Cooperative Alert Information and Resource Notification System (CAIRNS)
Renato Iannella, Technology Demonstrator Announcement

Renato Iannella of National ICT Australia (NICTA) has announced the release of demonstrator technology software that supports specifications produced by the OASIS Emergency Management Technical Committee. CAIRNS (Cooperative Alert Information and Resource Notification System), one of the outcomes of work done within the SAFE project at NICTA, has been released as Open Source under the BSD licence. CAIRNS is a demonstrator of technologies that can be used to construct an interoperable CIMS (Crisis Information Management System) architecture. Specifically, CAIRNS implements the following XML-based emergency messaging standards: EDXL - Distribution Element; EDXL - Resource Messaging; Common Alert Protocol (CAP). On the most basic level, CAIRNS is a collection of independent nodes that can join and drop out of the network at will. Messages between nodes are passed using peer-to-peer (P2P) technologies similar to those used in file sharing networks. There is no central node, which means there is no single point of failure that would bring the whole system down. Each node caches the messages it receives and is able to forward them even if the original sender can no longer be reached. A message is purged from the cache when an update arrives or its expiration time is reached. Each node acts both as a SOAP server and a SOAP client. Routing information is attached to the message using EDXL-DE (Emergency Data Exchange Language - Distribution Element).The payload of the message can be in any of the emerging XML incident report formats, such as TWML (Tsunami Warning Markup Language), CAP (Common Alerting Protocol) or EDXL-RM (EDXL - Resource Messaging). Existing systems can be connected to CAIRNS by using gateways that translate the data from existing systems into structured CAIRNS messages and vice versa. The (sample) images show the Cyclone Warning Markup Language (CWML) bulletins mapped on a Google-Maps interface showing the path of a cyclone, its destructive winds, and other relevant information base on the transmitted CWML messages. The CAIRNS software is freely available from SourceForge.

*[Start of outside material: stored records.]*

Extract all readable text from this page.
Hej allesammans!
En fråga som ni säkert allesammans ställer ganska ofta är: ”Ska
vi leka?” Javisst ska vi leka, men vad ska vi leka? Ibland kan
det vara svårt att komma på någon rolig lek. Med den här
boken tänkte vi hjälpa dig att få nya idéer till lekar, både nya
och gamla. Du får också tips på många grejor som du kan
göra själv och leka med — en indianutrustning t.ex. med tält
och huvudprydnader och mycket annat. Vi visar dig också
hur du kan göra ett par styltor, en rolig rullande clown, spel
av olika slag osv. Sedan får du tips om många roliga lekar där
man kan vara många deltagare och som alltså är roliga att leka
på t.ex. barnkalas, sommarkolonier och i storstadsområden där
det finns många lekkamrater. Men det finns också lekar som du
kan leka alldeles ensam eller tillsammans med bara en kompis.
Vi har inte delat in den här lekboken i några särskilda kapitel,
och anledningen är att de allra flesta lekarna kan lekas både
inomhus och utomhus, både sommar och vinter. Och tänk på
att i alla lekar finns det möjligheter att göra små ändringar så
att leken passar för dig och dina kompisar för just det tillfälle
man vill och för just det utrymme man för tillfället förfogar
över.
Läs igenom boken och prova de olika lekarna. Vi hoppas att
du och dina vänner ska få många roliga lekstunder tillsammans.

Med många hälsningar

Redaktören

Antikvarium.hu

See also: the documentation

XSLT Function Library to Process Instance Data Using Schema Information
Xia Li, IBM developerWorks

W3C Recommendation XML Path Language (XPath) 2.0 introduces a few new sequence type constructs that allow applications to use the type definitions and element declarations in an XML schema to match elements in an XML instance document. The use of these constructs in an application can reduce the complexity of the code and increase generality of the application. Unfortunately, these constructs are currently only available in schema-aware XPath host language processors such as schema-aware XSLT or XQuery processors and these schema-aware processors often couple the validation process closely with the instance data processing. That means an application must perform a validation process to use schema information regardless of whether there is a need to do so. In fact, in many cases the instance data has already validated against a specific schema before it arrives at an instance data processor—this makes validation a redundant and unnecessary process. In such scenarios, it is the schema information that you need to process instance data rather than the validation. In this article, the author introduces a function library implemented in pure XSLT that can enable applications to benefit from these new XPath 2 constructs; at the same time, it will decouple the validation process from the instance data processing. The function library essentially supplies the functions that perform the node tests with given instance elements, schema type definitions, and schema element declarations. It contains the following three categories of functions: Load schema documents; Perform node testing; Locate type definitions or element declarations in schema documents. You can use the function library with any basic XSLT processors to employ the schema information to process instance data without going through the unnecessary validation process The fact that the function library is implemented in pure XSLT will provide great portability of your code as well. And the approach is also applicable to XQuery since nothing in the library inherently prevents you from implementing it in XQuery.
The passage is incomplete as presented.